Unnecessary spending on U.S. hospital supply chains has surged by $2.7 billion in the last two years
A Navigant analysis of 2,127 hospitals has found $25.7 billion being spent on unnecessary hospital supply chain spending annually in the U.S.
The figure is a $2.7 billion rise from its previous estimate in 2017, with the average annual supply expense reduction opportunity for individual hospitals jumping 22.6 percent from its 2017 figure to $12.1 million. The analysis also points out discrepancies between top performing health systems and other medical practices.
“Unfortunately supply chains are just not that strong at managing their expenses in healthcare,” Rob Austin, director of health systems for Navigant, told HCB News. “With a lot of margin pressure for hospitals and health systems, they’ve cut a lot of shared services. There has been a lack of investment in both personnel and in tools and capabilities around those areas.”

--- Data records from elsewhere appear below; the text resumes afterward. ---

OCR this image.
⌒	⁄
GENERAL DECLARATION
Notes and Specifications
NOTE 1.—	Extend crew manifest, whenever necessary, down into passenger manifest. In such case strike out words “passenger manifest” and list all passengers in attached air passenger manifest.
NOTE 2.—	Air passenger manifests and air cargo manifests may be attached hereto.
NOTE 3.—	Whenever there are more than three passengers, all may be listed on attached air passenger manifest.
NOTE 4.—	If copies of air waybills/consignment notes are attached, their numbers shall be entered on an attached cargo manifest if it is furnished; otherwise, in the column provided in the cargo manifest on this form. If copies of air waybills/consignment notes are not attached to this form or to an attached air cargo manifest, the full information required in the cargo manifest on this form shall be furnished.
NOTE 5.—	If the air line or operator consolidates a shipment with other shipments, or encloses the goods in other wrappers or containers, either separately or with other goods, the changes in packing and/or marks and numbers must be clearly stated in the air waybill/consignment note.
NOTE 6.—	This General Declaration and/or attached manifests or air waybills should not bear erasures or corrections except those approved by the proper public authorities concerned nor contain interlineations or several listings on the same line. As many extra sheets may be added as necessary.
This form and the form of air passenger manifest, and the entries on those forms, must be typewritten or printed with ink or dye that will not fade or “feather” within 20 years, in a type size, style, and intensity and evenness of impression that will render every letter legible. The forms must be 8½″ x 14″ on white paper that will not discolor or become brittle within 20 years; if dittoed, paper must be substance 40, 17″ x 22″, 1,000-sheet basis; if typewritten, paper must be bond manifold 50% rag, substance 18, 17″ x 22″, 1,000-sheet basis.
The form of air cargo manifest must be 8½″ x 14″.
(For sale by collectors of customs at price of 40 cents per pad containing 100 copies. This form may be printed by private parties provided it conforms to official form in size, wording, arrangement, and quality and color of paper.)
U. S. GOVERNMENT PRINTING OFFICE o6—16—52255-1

The $12.1 million in the average annual supply expense reduction opportunity is equivalent to the average annual salaries of 168 registered nurses, 51 primary care physicians or the average cost of 3,100 knee implants.
Those in the top 10-15 percent of well-performing hospitals were found to be adept at managing their supply chains and associated costs, allowing them to create their own group purchasing organizations and distribution centers. They also are taking on more clinicians.
Austin says improving supply chain management at more hospitals requires more quality-of-care conversations. “The thing that really works best is peer-to-peer recommendations from clinicians. Setting up things like physician panels around selecting products that you’re going to use, as opposed to just telling them here is my implant, is really important. Physician panels, sharing data information and just even one-on-one meetings between supply chain people and clinicians.”
The study also seeks to relax concerns that lower supply spending will equate to lower quality care, as higher-performing supply chain departments were found to score better on a pair of Medicare quality programs.
“It seems almost counterintuitive. But what supply chains with lower costs are doing is reducing variability. That means that instead of having, for instance, three or four surgical trades they are going down to two surgical trades,” said Austin. “There are fewer things to be trained on in the OR. There are just fewer products out there. What it does is make it simpler, and so they’re reducing clinical variability because there are fewer variables.”